While the original docking occurred in late February, the MEV has spent the intervening time altering the orbit of IS-901, and Intelsat has since also transitioned some of its customers to the previously inactive satellite for use of its communication services. It’s now providing “full service,” the companies announced, and will continue to do so for another five years, before the MEV returns it to its decommissioned orbit for final retirement. At that time, MEV-1 will become available again for other space tug missions, able to perform the same service for another satellite.

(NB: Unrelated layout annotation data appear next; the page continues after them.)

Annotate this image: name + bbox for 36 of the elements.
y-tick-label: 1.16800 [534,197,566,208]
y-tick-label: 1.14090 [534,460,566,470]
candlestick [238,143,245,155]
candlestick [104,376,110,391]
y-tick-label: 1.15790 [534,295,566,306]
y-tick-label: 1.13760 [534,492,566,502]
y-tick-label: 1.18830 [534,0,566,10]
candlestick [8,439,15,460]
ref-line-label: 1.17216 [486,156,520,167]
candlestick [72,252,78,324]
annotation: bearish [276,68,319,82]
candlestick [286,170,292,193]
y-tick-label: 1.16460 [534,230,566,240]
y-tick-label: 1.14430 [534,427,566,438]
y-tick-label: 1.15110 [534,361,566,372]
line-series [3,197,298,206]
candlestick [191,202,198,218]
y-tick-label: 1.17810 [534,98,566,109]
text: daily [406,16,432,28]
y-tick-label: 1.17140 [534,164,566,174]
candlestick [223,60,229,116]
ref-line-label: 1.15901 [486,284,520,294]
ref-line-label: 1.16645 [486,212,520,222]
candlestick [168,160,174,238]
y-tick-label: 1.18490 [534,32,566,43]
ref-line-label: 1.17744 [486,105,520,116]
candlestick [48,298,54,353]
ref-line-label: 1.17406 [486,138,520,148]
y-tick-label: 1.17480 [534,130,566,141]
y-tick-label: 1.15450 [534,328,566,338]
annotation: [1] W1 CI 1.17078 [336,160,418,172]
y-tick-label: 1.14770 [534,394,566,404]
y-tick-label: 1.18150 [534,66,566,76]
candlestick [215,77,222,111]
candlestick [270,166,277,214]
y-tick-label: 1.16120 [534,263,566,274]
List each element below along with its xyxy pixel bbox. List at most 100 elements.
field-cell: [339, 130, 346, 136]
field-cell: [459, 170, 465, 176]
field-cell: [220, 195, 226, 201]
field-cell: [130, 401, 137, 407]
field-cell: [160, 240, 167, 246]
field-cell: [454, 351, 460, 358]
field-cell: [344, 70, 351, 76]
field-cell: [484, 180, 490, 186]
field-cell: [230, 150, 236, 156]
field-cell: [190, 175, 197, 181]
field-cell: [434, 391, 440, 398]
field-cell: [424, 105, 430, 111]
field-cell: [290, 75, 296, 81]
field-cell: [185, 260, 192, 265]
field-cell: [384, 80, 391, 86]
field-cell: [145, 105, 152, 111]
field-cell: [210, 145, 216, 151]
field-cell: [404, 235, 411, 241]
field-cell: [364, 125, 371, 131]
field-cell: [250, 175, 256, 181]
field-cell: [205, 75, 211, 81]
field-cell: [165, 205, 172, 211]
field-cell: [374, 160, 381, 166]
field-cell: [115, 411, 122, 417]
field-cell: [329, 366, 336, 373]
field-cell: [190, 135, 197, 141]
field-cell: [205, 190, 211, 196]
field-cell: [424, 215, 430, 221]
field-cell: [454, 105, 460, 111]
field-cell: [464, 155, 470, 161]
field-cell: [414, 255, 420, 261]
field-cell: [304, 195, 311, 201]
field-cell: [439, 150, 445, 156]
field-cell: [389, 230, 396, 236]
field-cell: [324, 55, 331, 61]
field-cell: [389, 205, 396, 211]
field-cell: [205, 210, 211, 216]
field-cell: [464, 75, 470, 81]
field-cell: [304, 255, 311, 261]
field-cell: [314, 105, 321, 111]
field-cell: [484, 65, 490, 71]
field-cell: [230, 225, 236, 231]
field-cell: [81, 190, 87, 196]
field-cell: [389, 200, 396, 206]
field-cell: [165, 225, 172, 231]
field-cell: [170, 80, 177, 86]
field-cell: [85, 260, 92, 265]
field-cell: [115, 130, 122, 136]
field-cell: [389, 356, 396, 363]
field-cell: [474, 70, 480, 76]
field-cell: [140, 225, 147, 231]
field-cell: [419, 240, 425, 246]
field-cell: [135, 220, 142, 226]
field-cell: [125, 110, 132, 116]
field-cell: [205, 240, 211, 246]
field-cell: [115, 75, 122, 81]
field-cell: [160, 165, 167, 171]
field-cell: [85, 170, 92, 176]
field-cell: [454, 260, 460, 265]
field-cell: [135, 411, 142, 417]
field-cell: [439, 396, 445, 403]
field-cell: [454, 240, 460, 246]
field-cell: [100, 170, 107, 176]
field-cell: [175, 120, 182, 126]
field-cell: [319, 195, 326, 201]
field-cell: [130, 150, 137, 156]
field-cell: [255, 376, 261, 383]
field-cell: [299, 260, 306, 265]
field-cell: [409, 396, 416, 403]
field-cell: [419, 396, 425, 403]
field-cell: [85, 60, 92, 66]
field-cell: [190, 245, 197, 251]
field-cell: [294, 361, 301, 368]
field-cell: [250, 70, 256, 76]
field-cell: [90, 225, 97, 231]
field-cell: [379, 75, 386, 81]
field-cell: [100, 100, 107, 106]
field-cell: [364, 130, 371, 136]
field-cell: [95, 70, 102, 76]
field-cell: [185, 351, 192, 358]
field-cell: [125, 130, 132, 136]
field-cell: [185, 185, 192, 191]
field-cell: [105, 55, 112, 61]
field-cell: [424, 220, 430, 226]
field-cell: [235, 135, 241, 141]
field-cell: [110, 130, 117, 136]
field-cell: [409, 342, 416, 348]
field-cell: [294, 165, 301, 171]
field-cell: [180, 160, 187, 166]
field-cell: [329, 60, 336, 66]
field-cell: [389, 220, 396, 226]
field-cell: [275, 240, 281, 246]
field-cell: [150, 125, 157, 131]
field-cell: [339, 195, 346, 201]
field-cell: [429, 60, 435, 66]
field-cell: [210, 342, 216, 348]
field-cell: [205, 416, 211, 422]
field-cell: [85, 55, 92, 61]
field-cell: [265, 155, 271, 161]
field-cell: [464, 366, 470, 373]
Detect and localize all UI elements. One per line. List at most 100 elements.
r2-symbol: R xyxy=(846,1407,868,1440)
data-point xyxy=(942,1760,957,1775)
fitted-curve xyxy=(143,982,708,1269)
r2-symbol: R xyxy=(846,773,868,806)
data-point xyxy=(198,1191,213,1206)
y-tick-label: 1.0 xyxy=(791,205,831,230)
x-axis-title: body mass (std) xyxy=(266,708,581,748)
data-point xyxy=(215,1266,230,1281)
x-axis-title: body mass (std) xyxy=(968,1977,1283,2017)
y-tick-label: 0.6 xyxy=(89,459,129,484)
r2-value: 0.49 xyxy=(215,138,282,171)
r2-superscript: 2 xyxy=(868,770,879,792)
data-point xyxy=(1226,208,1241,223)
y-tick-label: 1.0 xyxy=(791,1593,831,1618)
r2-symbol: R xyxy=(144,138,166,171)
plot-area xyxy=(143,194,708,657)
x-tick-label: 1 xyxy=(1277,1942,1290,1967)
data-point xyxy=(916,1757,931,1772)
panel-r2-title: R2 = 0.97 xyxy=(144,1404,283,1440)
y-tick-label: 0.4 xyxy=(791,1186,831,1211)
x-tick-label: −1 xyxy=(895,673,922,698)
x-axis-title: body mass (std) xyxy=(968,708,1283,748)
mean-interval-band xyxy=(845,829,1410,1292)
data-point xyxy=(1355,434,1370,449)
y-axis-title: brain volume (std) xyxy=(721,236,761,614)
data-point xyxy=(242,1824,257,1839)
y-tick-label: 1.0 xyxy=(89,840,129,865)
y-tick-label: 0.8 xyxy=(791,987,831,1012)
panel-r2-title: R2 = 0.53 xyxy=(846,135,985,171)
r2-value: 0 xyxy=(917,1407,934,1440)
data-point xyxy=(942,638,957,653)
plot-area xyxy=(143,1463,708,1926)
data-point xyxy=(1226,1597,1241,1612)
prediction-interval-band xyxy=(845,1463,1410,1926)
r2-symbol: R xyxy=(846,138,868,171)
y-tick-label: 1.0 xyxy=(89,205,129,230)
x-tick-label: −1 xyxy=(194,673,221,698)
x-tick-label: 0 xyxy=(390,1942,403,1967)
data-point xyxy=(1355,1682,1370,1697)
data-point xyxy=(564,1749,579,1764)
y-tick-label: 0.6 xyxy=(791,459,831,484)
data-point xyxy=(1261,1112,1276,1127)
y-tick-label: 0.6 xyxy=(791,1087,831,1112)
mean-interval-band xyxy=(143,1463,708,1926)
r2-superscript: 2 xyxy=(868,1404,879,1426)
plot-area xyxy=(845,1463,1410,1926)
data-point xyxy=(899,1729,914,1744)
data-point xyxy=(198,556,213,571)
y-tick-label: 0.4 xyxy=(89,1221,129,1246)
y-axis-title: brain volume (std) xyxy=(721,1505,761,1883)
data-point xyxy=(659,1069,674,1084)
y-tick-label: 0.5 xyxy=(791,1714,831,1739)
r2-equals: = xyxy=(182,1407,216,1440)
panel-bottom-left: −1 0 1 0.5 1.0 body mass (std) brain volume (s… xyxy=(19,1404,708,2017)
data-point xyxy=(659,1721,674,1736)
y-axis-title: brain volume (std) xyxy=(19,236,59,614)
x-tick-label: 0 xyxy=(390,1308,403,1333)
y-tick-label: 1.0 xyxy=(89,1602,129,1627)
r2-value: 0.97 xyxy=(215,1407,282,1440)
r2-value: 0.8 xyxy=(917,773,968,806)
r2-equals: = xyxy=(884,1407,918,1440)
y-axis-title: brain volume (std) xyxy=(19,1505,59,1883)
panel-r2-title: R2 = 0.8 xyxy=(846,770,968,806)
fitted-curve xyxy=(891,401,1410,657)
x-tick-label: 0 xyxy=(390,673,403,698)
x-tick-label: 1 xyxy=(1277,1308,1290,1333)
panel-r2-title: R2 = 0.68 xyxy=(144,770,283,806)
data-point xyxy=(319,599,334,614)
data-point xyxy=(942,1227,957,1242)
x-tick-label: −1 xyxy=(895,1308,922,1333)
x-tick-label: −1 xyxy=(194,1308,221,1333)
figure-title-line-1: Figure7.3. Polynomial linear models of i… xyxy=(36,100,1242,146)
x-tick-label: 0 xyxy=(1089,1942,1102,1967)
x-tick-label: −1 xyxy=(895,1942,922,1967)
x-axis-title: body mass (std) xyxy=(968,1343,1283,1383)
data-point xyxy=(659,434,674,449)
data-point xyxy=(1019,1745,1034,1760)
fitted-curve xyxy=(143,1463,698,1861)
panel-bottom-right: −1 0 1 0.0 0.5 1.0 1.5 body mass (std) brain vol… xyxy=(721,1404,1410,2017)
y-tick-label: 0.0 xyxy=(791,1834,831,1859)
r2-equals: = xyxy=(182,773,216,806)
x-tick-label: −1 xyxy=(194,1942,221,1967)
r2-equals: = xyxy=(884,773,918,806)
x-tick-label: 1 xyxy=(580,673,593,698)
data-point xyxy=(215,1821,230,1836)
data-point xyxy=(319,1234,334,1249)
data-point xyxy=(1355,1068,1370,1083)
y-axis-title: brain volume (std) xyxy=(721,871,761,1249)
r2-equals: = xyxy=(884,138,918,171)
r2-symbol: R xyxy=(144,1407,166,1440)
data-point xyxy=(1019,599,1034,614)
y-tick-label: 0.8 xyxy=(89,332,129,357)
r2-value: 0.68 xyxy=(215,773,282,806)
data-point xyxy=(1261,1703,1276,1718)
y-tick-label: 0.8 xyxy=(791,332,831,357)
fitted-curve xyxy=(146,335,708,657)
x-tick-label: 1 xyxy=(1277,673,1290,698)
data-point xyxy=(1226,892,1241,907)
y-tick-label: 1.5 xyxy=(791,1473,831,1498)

This is a big step in terms of orbital sustainability and in-space servicing and life extension, particular for Northrop Grumman, which can now offer this as a service. For Intelsat, the company sees it as a “cost-effective and efficient way” to continue to offer uninterrupted service and address customer needs without requiring building and launching an entirely new satellite, the release notes.
There’s been a shift in the industry away from large, geosynchronous satellites to fleets of small, agile low-Earth orbit smallsats, owing to cost considerations. Orbital servicing could help provide another option, but for now it’s likely to appeal more to legacy space industry satellite operators than to the newer constellation startups.
Northrop is planning a second MEV spacecraft to launch to service another Intelsat satellite later this year, however, so it does look like it could be a market in the near-term, and it could change the economics of larger spacecraft in future, too.